Victorian Southern Bluefin

With ever decreasing acessible locations and fish to target from the shore, sometimes it pays to think outside the box. In 2010 i decided to seriously target a Southern Bluefin Tuna off the rocks in Victoria, which to my knowledge hasn’t been achieved before. I made two trips down the Shipwreck Coast to look for a fishable ledge and after a lot of bushwalking, found two suitable locations. Very excited i rang two mates with my proposal and we had a meeting to discuss the plan of action. As far as i saw it, live bait in the form of Slimie Mackeral was going to be the key and had to be transported in from Portland harbour over a long distance. The “Slimie Express” was born.
In October we purchased an old trailer from e-bay and went to work on it, to transform it into the slimie express which sported at 1000 litre tank, 4 stroke pump and all the plumbing required

In January we took the trailer for the first trial run to Portland and the plan was to fish one day on the breakwall for Kingfish and the other two days to try out our setup on the ledges.
We filled the trailer with 300 litres of water and some bait and rolled it onto the breakwall to the delight of many onlookers, who thought we lost the plot.

Brad Palmer and myself managed some Kingfish each which were just legal Victorian size, but a first for both of us and we were pretty happy with the trial run over the whole weekend.

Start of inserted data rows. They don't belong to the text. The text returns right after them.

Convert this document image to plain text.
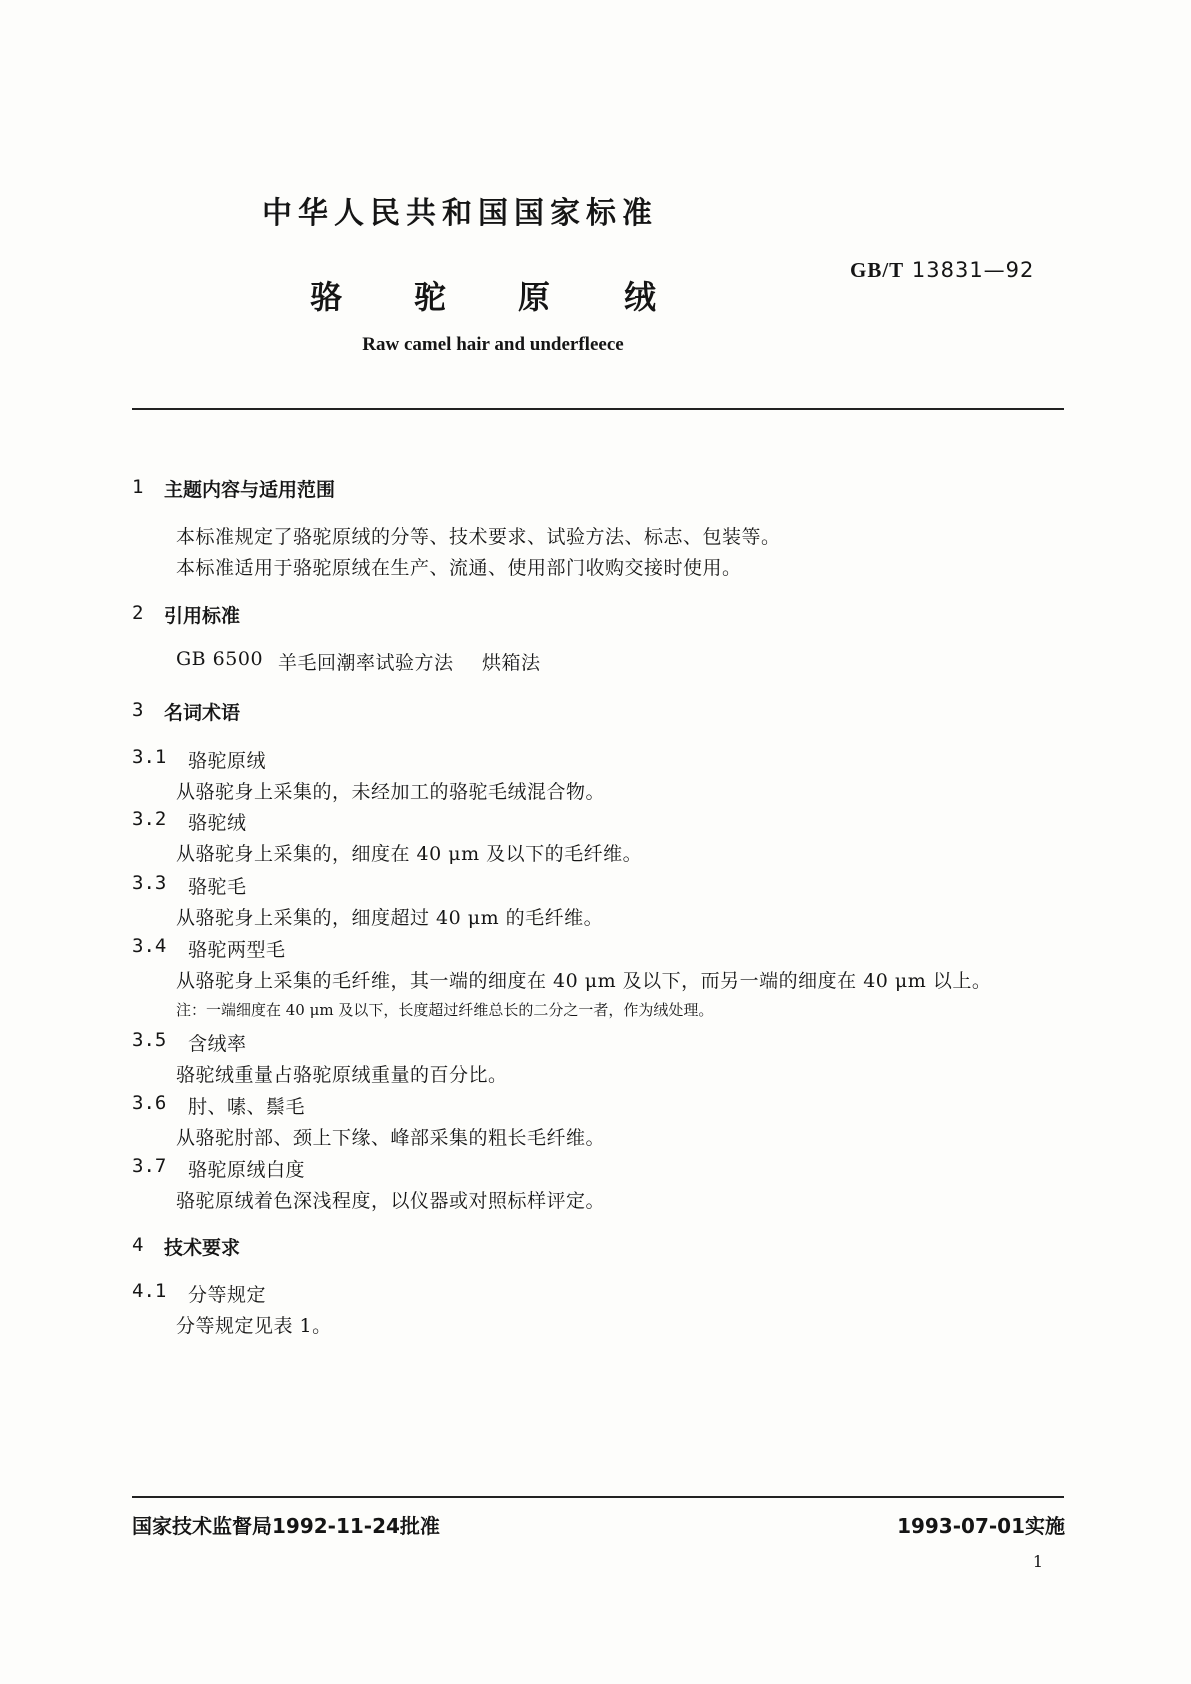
中华人民共和国国家标准
GB/T 13831—92
骆 驼 原 绒
Raw camel hair and underfleece
1 主题内容与适用范围
本标准规定了骆驼原绒的分等、技术要求、试验方法、标志、包装等。
本标准适用于骆驼原绒在生产、流通、使用部门收购交接时使用。
2 引用标准
GB 6500 羊毛回潮率试验方法 烘箱法
3 名词术语
3.1 骆驼原绒
从骆驼身上采集的，未经加工的骆驼毛绒混合物。
3.2 骆驼绒
从骆驼身上采集的，细度在 40 μm 及以下的毛纤维。
3.3 骆驼毛
从骆驼身上采集的，细度超过 40 μm 的毛纤维。
3.4 骆驼两型毛
从骆驼身上采集的毛纤维，其一端的细度在 40 μm 及以下，而另一端的细度在 40 μm 以上。
注：一端细度在 40 μm 及以下，长度超过纤维总长的二分之一者，作为绒处理。
3.5 含绒率
骆驼绒重量占骆驼原绒重量的百分比。
3.6 肘、嗉、鬃毛
从骆驼肘部、颈上下缘、峰部采集的粗长毛纤维。
3.7 骆驼原绒白度
骆驼原绒着色深浅程度，以仪器或对照标样评定。
4 技术要求
4.1 分等规定
分等规定见表 1。
国家技术监督局1992-11-24批准	1993-07-01实施
1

The only thing needed some refining was a shoulder carrying device i made up, to carry the baits down through the bush and onto the ledge.

Now the wait began and we were keen to hit the rocks when the first Tuna showed up at Port Mac, however the swell was too big or the conditions weren’t right for the next few weeks.
Then suddenly, one week it all seemed to come together and a Thursday looked very promising, however i had annual leave in Perth from Friday onwards for a week and was doubtful to get time off work. My mates couldn’t get time off either. By Tuesday i was so worked up about the way things were shaping up down the coast, i asked my boss for Thursday off to which he replied “Forget it”. The next day it was looking even better, everything aligned and i was stuck. I printed all sorts of reports, weather charts and sea surface temperature charts out and said to my boss “check this out, i gotta have a day off”. He said “this is reverse workplace bullying” and we made a deal that if i get the job done i could go. Needless to say, i worked my ass off and was home packing my gear, hitting the road by 8pm, on my own as my mates couldn’t get the day off.
I had a plan “B” in case this would happen and when i arrived at Portland at 1am, i knew i had to get back up at 3am to try and get some bait. Once the sun came up and i still had no bait after hours of trying, the decision was made to try at the ledge for bait.
Once i cleared the bush and laid my eyes on the ocean before me, excitement set in immediately as gannets were crashing the baitfish in close and once down there i even saw some Sauries skipping the surface which i had never seen before. Setting up my gear seemed to take an eternety with all this action going on and now even some turns joined in on the frenzy. Finally i was set up and feeding the first bait out towards the birds when a Gannet crashed my bait. I was cursing as this drift took forever and i had to repeat the process. Eventually feeding out a second bait, the same thing happened. While i was winding in Gannet number two, my pulse stopped as two Tuna broke the surface about 200 metres out ………. holy crap i thought, was i seeing things? I was pretty sure they were tuna and with shaking hands rigged another bait, this time adjusting the stopper knot on my double to set the bait deeper and hopefully away from the Gannets. As i was feeding out the next bait towards the action, which slowly seemed to move forther offshore, the line suddenly took off in a real hurry. Hoping a tuna might have grabbed it, i set the hook and was on. A fair amount of line was out at this stage and due to some reports of bigger fish at Port Mac the day before i was fishing heavy gear and it didn’t take long to get the fish in close to have a look. Indeed it was a tuna and with perfect conditions i managedd to land the fish with my 14ft gaff. The jubilation that followed over landing this fish, is something only a landbased angler can comprehend. For me, this was a dream come true which started years before and took some months of preparation.